La Croix-Rouge accuse les forces israéliennes d’avoir tué deux ambulanciers

La Croix-Rouge a accusé les Forces de défense israéliennes (FDI) d’avoir tué deux membres d’équipage d’une ambulance de la Société palestinienne du Croissant-Rouge le 5 novembre. L’incident s’est produit lors d’une attaque de l’armée israélienne contre des lance-missiles alors que l’équipage tentait d’évacuer des civils blessés à Gaza.

La déclaration de censure publiée par le Comité international de la Croix-Rouge indiquait qu’au moment de l’incident, les membres de l’équipage de l’ambulance portaient des vestes fluorescentes clairement identifiées ” conçu pour les protéger. De plus, la sirène de l’ambulance était allumée et ses lumières clignotantes étaient visibles à une grande distance, ” ce qui aurait dû empêcher les FDI de tirer dans leur direction.

Marwan Bakr, chef des services d’évacuation d’urgence de Gaza, responsable des ambulances dans la zone de l’Autorité palestinienne, a déclaré: Ahmad Madoun et Hani Habib … étaient des infirmiers autorisés. Ils sont venus pour soigner les blessés.
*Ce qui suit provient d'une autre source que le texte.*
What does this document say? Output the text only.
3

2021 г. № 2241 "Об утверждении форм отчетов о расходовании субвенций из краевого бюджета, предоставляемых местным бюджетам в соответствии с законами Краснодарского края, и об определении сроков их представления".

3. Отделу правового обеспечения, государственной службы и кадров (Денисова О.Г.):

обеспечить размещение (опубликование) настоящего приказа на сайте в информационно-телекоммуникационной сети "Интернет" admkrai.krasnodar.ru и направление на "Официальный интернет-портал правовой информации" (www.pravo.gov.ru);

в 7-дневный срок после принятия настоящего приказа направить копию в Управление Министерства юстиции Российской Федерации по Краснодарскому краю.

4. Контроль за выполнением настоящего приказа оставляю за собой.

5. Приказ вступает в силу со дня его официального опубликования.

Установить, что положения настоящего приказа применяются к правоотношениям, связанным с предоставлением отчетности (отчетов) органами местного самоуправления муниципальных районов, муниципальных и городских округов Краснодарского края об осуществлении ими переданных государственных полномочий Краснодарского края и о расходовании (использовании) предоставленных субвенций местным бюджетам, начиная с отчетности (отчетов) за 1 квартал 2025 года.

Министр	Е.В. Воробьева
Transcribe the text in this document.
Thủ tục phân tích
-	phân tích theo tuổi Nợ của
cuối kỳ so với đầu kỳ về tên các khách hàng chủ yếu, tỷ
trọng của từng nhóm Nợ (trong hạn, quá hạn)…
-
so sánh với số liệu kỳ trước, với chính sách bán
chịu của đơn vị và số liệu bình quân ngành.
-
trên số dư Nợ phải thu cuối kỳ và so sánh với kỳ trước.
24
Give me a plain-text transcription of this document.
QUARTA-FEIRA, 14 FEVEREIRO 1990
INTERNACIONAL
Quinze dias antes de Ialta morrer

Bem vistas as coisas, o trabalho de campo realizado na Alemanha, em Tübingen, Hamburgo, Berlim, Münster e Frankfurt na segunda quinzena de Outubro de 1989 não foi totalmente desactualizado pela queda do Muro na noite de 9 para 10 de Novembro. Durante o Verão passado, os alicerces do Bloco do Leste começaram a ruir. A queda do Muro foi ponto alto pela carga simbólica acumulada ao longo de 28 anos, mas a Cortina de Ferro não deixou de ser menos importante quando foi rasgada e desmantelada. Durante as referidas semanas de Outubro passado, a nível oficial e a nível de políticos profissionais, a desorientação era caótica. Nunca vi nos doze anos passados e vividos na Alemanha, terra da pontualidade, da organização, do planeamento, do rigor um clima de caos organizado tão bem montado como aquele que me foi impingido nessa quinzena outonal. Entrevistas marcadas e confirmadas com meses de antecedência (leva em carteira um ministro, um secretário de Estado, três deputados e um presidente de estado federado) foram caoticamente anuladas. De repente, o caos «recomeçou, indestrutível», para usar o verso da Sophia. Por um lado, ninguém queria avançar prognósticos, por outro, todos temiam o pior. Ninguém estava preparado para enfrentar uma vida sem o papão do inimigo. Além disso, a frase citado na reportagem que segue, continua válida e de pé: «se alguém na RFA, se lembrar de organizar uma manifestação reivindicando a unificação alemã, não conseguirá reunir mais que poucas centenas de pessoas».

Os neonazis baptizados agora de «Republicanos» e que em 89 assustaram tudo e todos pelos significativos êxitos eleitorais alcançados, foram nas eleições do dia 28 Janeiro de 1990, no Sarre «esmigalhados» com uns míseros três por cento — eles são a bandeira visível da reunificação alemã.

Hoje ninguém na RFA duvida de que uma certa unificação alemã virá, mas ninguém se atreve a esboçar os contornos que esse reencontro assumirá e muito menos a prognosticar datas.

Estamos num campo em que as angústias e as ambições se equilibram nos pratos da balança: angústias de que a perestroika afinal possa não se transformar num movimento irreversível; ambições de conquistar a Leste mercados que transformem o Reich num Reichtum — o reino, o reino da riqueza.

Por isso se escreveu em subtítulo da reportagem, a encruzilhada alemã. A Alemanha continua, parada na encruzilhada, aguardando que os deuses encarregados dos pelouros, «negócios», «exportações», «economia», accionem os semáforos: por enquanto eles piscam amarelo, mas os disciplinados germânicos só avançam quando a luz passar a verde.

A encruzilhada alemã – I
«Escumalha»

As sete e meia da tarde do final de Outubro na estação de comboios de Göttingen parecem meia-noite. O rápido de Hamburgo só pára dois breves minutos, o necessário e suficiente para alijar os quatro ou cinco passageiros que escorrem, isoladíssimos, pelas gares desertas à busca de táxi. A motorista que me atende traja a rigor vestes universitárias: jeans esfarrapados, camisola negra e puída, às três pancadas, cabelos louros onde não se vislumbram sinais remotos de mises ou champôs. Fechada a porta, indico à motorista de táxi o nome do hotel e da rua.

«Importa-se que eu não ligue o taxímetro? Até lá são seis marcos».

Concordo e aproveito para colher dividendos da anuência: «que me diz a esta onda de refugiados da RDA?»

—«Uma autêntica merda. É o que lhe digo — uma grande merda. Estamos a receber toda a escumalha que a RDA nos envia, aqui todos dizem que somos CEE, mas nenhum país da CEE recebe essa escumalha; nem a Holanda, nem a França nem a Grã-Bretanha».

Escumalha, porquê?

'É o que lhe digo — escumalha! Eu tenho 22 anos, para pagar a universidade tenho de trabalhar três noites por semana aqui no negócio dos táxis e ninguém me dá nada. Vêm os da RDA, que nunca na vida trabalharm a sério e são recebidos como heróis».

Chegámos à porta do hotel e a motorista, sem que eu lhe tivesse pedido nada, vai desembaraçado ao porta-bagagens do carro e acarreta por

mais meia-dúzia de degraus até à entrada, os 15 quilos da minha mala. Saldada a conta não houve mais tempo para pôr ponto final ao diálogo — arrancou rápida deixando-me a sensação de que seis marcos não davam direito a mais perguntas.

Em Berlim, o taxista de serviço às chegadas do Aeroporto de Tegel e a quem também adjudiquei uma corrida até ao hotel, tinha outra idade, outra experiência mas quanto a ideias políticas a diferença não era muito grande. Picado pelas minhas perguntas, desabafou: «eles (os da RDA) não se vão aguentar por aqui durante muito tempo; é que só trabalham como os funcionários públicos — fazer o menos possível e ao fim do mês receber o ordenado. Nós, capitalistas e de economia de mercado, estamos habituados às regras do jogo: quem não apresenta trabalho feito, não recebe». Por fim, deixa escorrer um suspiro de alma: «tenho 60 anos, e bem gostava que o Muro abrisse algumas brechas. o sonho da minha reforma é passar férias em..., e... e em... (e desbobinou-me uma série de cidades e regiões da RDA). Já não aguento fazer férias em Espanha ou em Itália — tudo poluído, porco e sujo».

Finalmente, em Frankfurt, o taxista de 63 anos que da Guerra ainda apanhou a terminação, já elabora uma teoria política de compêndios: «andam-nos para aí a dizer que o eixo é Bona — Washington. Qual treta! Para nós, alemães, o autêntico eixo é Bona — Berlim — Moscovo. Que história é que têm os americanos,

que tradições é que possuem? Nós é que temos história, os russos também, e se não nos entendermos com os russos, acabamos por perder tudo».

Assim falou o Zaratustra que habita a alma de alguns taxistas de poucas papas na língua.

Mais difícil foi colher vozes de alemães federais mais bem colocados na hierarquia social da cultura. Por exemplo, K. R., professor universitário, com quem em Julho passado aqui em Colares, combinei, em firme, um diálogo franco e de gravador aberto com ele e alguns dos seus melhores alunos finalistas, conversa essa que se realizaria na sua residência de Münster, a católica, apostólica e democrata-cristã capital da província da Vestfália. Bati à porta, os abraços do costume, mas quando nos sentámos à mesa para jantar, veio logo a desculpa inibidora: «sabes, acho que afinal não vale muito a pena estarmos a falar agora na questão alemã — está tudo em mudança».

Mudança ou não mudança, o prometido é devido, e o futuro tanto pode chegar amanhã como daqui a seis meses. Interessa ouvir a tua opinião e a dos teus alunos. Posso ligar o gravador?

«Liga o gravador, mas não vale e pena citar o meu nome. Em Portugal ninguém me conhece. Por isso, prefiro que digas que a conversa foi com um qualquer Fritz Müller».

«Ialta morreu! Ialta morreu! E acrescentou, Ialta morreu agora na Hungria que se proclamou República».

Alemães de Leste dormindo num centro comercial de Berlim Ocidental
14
Quand ils sont sortis de l’ambulance et ont couru vers eux [les blessés], ils ont été touchés par les tirs des FDI. Madoun a été tué sur le coup, alors que Habib est mort quelques heures plus tard de ses blessures. ”

“ Ce n’est pas la première fois que les paramédicaux sont attaqués par l’IDF, pas le second, et malheureusement pas le dernier, ” a déclaré Maskit Bendel, directeur des projets pour Médecins pour les droits de l’homme dans les territoires palestiniens occupés. “ Dès 2002, lors de l’opération Defensive Shield, nous avons été contraints de déposer trois pétitions contre Tsahal pour avoir frappé des équipes médicales alors qu’ils évacuaient les malades et les blessés. En conséquence, Tsahal a promis de ne pas frapper les équipes pendant qu’elles faisaient leur travail et même de les aider, mais cela n’a pas eu lieu. ”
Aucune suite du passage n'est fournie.